Ian Winstone was a small, overweight man with body odour that cologne could not fully mask. He had a moon face and large, watery blue eyes that gave no insight to his thought processes. At forty-eight he was disgruntled, disillusioned, and just going through the motions. He was married to a permanently disconsolate woman of similar proportions to himself. And their three offspring – all girls – had been unfortunate enough to inherit the vertically challenged, stubby physiques of both parents. Ian bemoaned the world and all it comprised, having grown up on a nondescript estate in an industrial northern city, and also in having failed to realise his ambition to be a surgeon. There had been too many distractions at medical school, and he had finally dropped out due to a combination of not being able to tolerate living in seedy lodgings with other students – who called him stinky and ribbed him unmercifully – and the fact that his capabilities fell well short of his initial enthusiasm. It took a brave man to face his shortcomings head on, acknowledge them, and change direction. Being a pathologist had its benefits. In a world of rising litigation, he knew that none of his ‘patients’ would ever accuse him of malpractice. The dead w
ere much easier to deal with. They made no demands on him, and could not dispute his findings. Truth was, he had no compassion for the deceased. They weren’t human beings to him, just a hotchpotch of organs and fluids that he could examine, weigh and dissect to determine what causal factors precipitated their demise.
“He was my sergeant,” Jack said as Ian snapped on latex gloves and began an on-scene examination of the cadaver, after the photographer had finished up.
It was when Ian turned the body over that Jack saw the four wavery letters written on the dusty floor. E...D...D...I. They tailed off in the smear of blood that had been used as ink.
“Eddie,” he said aloud. “It’s McBride.”
The tip of Mike’s index finger was coated crimson. Even though he had been blinded and knew that he was dying, he’d somehow managed to write the damning letters on the concrete and name his killer. And then found the resolve to speak to the storage unit company’s employee before letting go.
Ian took the corpse’s temperature. Determined that the knife wounds had caused major trauma, resulting in the victim bleeding out. He told Jack his preliminary findings.

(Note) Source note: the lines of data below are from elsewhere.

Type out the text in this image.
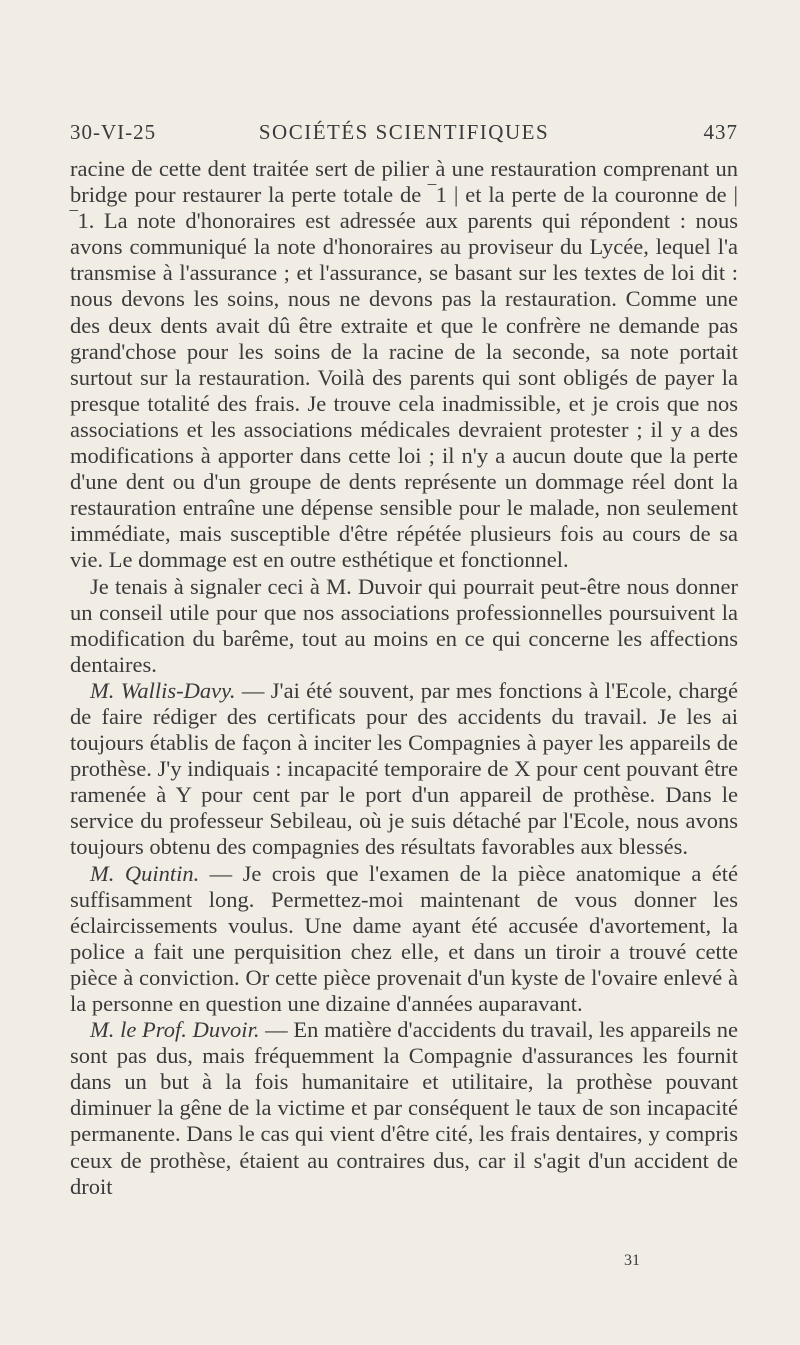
30-VI-25	SOCIÉTÉS SCIENTIFIQUES	437

racine de cette dent traitée sert de pilier à une restauration comprenant un bridge pour restaurer la perte totale de ‾1 | et la perte de la couronne de |‾1. La note d'honoraires est adressée aux parents qui répondent : nous avons communiqué la note d'honoraires au proviseur du Lycée, lequel l'a transmise à l'assurance ; et l'assurance, se basant sur les textes de loi dit : nous devons les soins, nous ne devons pas la restauration. Comme une des deux dents avait dû être extraite et que le confrère ne demande pas grand'chose pour les soins de la racine de la seconde, sa note portait surtout sur la restauration. Voilà des parents qui sont obligés de payer la presque totalité des frais. Je trouve cela inadmissible, et je crois que nos associations et les associations médicales devraient protester ; il y a des modifications à apporter dans cette loi ; il n'y a aucun doute que la perte d'une dent ou d'un groupe de dents représente un dommage réel dont la restauration entraîne une dépense sensible pour le malade, non seulement immédiate, mais susceptible d'être répétée plusieurs fois au cours de sa vie. Le dommage est en outre esthétique et fonctionnel.

Je tenais à signaler ceci à M. Duvoir qui pourrait peut-être nous donner un conseil utile pour que nos associations professionnelles poursuivent la modification du barême, tout au moins en ce qui concerne les affections dentaires.

M. Wallis-Davy. — J'ai été souvent, par mes fonctions à l'Ecole, chargé de faire rédiger des certificats pour des accidents du travail. Je les ai toujours établis de façon à inciter les Compagnies à payer les appareils de prothèse. J'y indiquais : incapacité temporaire de X pour cent pouvant être ramenée à Y pour cent par le port d'un appareil de prothèse. Dans le service du professeur Sebileau, où je suis détaché par l'Ecole, nous avons toujours obtenu des compagnies des résultats favorables aux blessés.

M. Quintin. — Je crois que l'examen de la pièce anatomique a été suffisamment long. Permettez-moi maintenant de vous donner les éclaircissements voulus. Une dame ayant été accusée d'avortement, la police a fait une perquisition chez elle, et dans un tiroir a trouvé cette pièce à conviction. Or cette pièce provenait d'un kyste de l'ovaire enlevé à la personne en question une dizaine d'années auparavant.

M. le Prof. Duvoir. — En matière d'accidents du travail, les appareils ne sont pas dus, mais fréquemment la Compagnie d'assurances les fournit dans un but à la fois humanitaire et utilitaire, la prothèse pouvant diminuer la gêne de la victime et par conséquent le taux de son incapacité permanente. Dans le cas qui vient d'être cité, les frais dentaires, y compris ceux de prothèse, étaient au contraires dus, car il s'agit d'un accident de droit

31
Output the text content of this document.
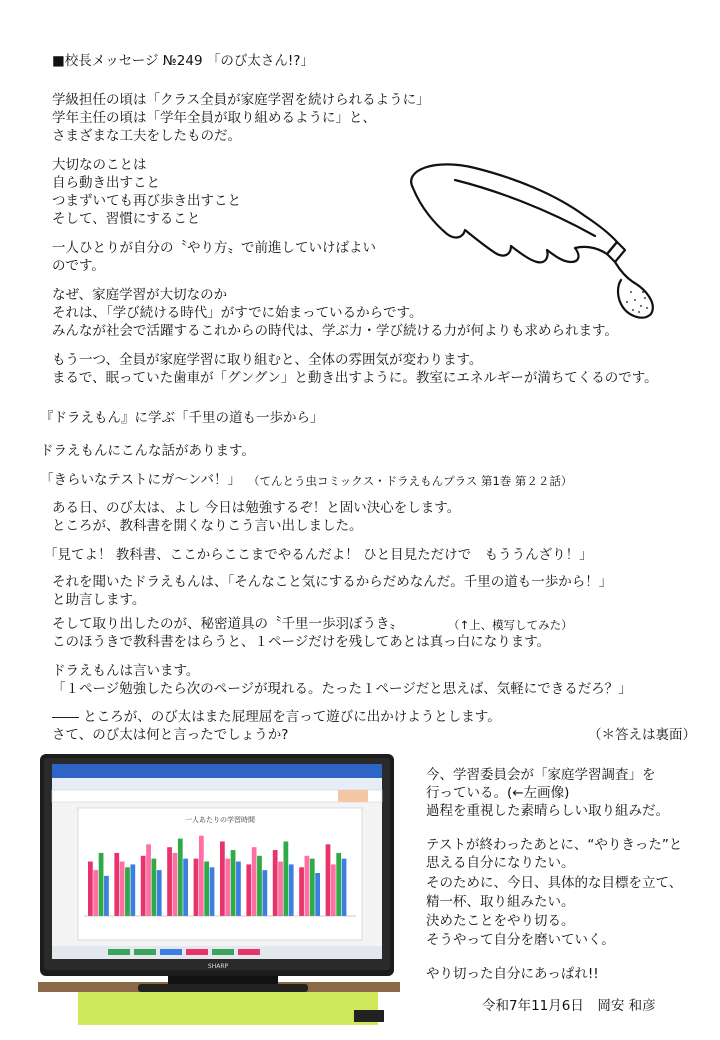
■校長メッセージ №249 「のび太さん!?」
学級担任の頃は「クラス全員が家庭学習を続けられるように」
学年主任の頃は「学年全員が取り組めるように」と、
さまざまな工夫をしたものだ。
大切なのことは
自ら動き出すこと
つまずいても再び歩き出すこと
そして、習慣にすること
一人ひとりが自分の〝やり方〟で前進していけばよい
のです。
なぜ、家庭学習が大切なのか
それは、「学び続ける時代」がすでに始まっているからです。
みんなが社会で活躍するこれからの時代は、学ぶ力・学び続ける力が何よりも求められます。
もう一つ、全員が家庭学習に取り組むと、全体の雰囲気が変わります。
まるで、眠っていた歯車が「グングン」と動き出すように。教室にエネルギーが満ちてくるのです。
『ドラえもん』に学ぶ「千里の道も一歩から」
ドラえもんにこんな話があります。
「きらいなテストにガ～ンバ！」 （てんとう虫コミックス・ドラえもんプラス 第1巻 第２２話）
ある日、のび太は、よし 今日は勉強するぞ！と固い決心をします。
ところが、教科書を開くなりこう言い出しました。
「見てよ！ 教科書、ここからここまでやるんだよ！ ひと目見ただけで　もううんざり！」
それを聞いたドラえもんは、「そんなこと気にするからだめなんだ。千里の道も一歩から！」
と助言します。
そして取り出したのが、秘密道具の〝千里一歩羽ぼうき〟	（↑上、模写してみた）
このほうきで教科書をはらうと、１ページだけを残してあとは真っ白になります。
ドラえもんは言います。
「１ページ勉強したら次のページが現れる。たった１ページだと思えば、気軽にできるだろ？」
―― ところが、のび太はまた屁理屈を言って遊びに出かけようとします。
さて、のび太は何と言ったでしょうか?	（＊答えは裏面）
一人あたりの学習時間
SHARP
今、学習委員会が「家庭学習調査」を
行っている。(←左画像)
過程を重視した素晴らしい取り組みだ。
テストが終わったあとに、“やりきった”と
思える自分になりたい。
そのために、今日、具体的な目標を立て、
精一杯、取り組みたい。
決めたことをやり切る。
そうやって自分を磨いていく。
やり切った自分にあっぱれ!!
令和7年11月6日　岡安 和彦
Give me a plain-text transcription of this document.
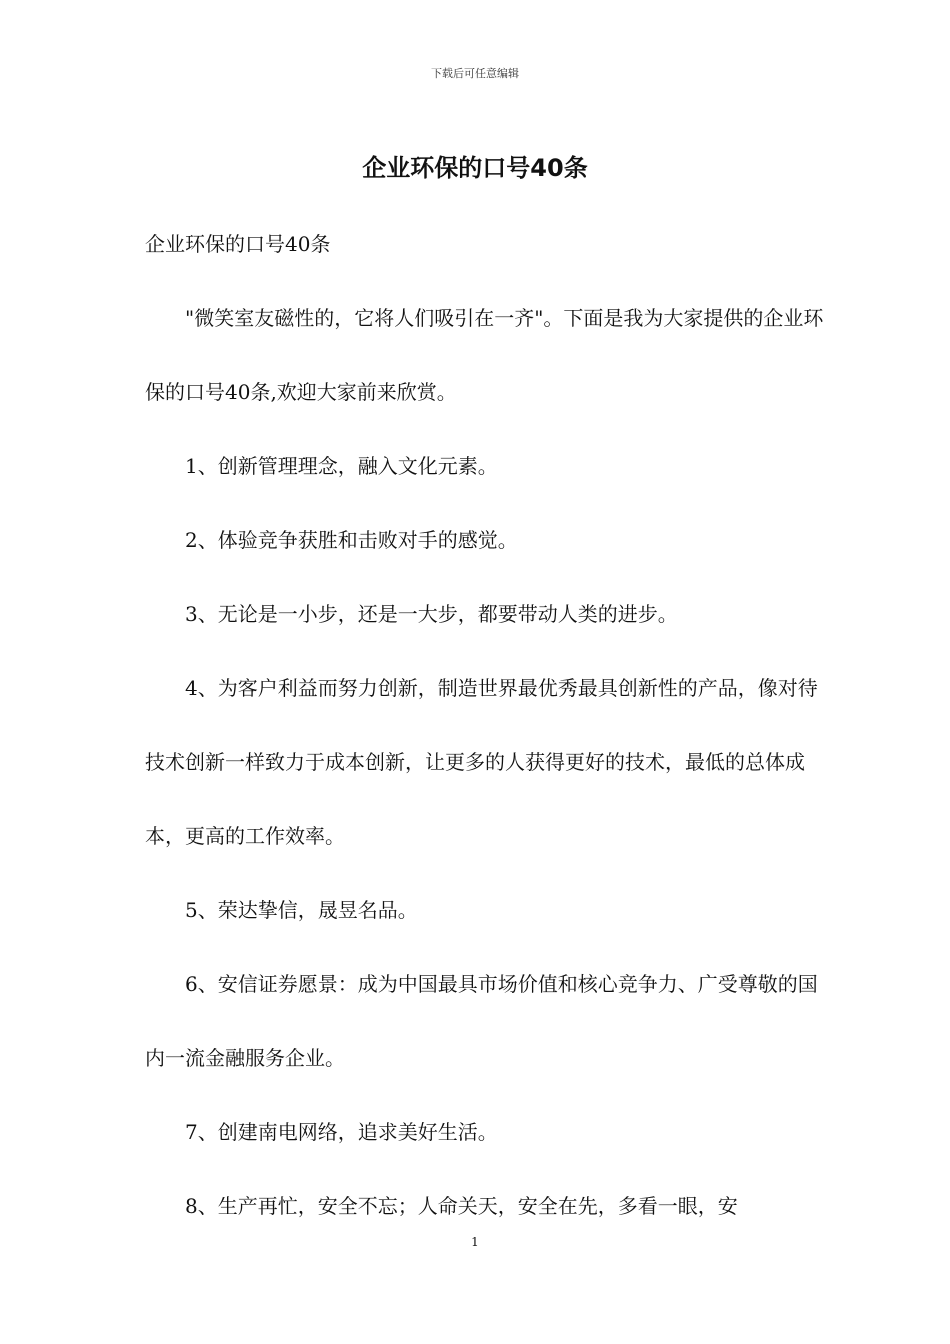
下载后可任意编辑
企业环保的口号40条

企业环保的口号40条

"微笑室友磁性的，它将人们吸引在一齐"。下面是我为大家提供的企业环保的口号40条,欢迎大家前来欣赏。

1、创新管理理念，融入文化元素。

2、体验竞争获胜和击败对手的感觉。

3、无论是一小步，还是一大步，都要带动人类的进步。

4、为客户利益而努力创新，制造世界最优秀最具创新性的产品，像对待技术创新一样致力于成本创新，让更多的人获得更好的技术，最低的总体成本，更高的工作效率。

5、荣达挚信，晟昱名品。

6、安信证券愿景：成为中国最具市场价值和核心竞争力、广受尊敬的国内一流金融服务企业。

7、创建南电网络，追求美好生活。

8、生产再忙，安全不忘；人命关天，安全在先，多看一眼，安

1
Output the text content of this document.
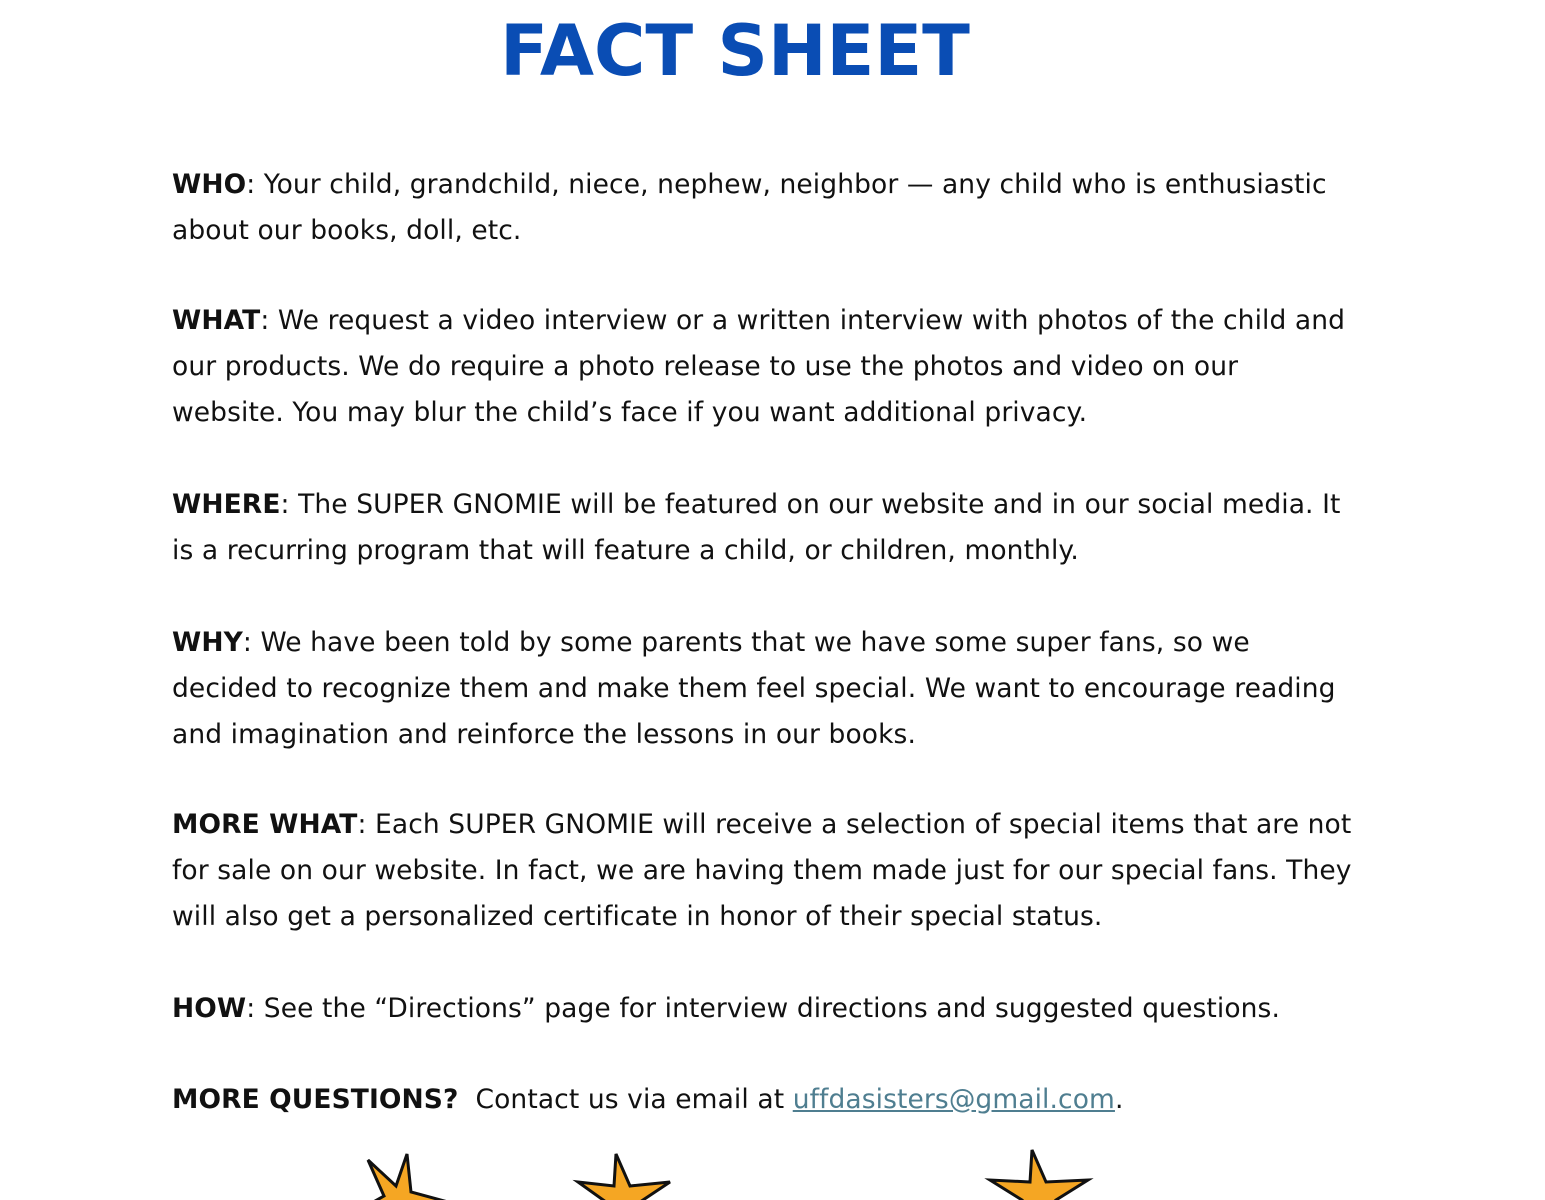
FACT SHEET

WHO: Your child, grandchild, niece, nephew, neighbor — any child who is enthusiastic about our books, doll, etc.

WHAT: We request a video interview or a written interview with photos of the child and our products. We do require a photo release to use the photos and video on our website. You may blur the child’s face if you want additional privacy.

WHERE: The SUPER GNOMIE will be featured on our website and in our social media. It is a recurring program that will feature a child, or children, monthly.

WHY: We have been told by some parents that we have some super fans, so we decided to recognize them and make them feel special. We want to encourage reading and imagination and reinforce the lessons in our books.

MORE WHAT: Each SUPER GNOMIE will receive a selection of special items that are not for sale on our website. In fact, we are having them made just for our special fans. They will also get a personalized certificate in honor of their special status.

HOW: See the “Directions” page for interview directions and suggested questions.

MORE QUESTIONS?  Contact us via email at uffdasisters@gmail.com.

“Thanks, Ian,” Jack said, keeping back from the little man, whose glandular problem manifested in a smell almost strong enough to combat the stench of corrupting flesh that the pathologist worked with on a daily basis.
Ian nodded. He was done. The body could be bagged when the crime scene officers had finished up. He was happy to have been called out. Stuck at home on Christmas Day with a whinging wife and the two remaining daughters that had not yet flown the nest was a less agreeable option. He wandered off to examine the body of the old man.
“Let’s go,” Jack said to Lisa. And as they returned to the car he phoned Ken at home, brought him up to speed and asked him to send an armed unit to Eddie McBride’s flat in Muswell Hill.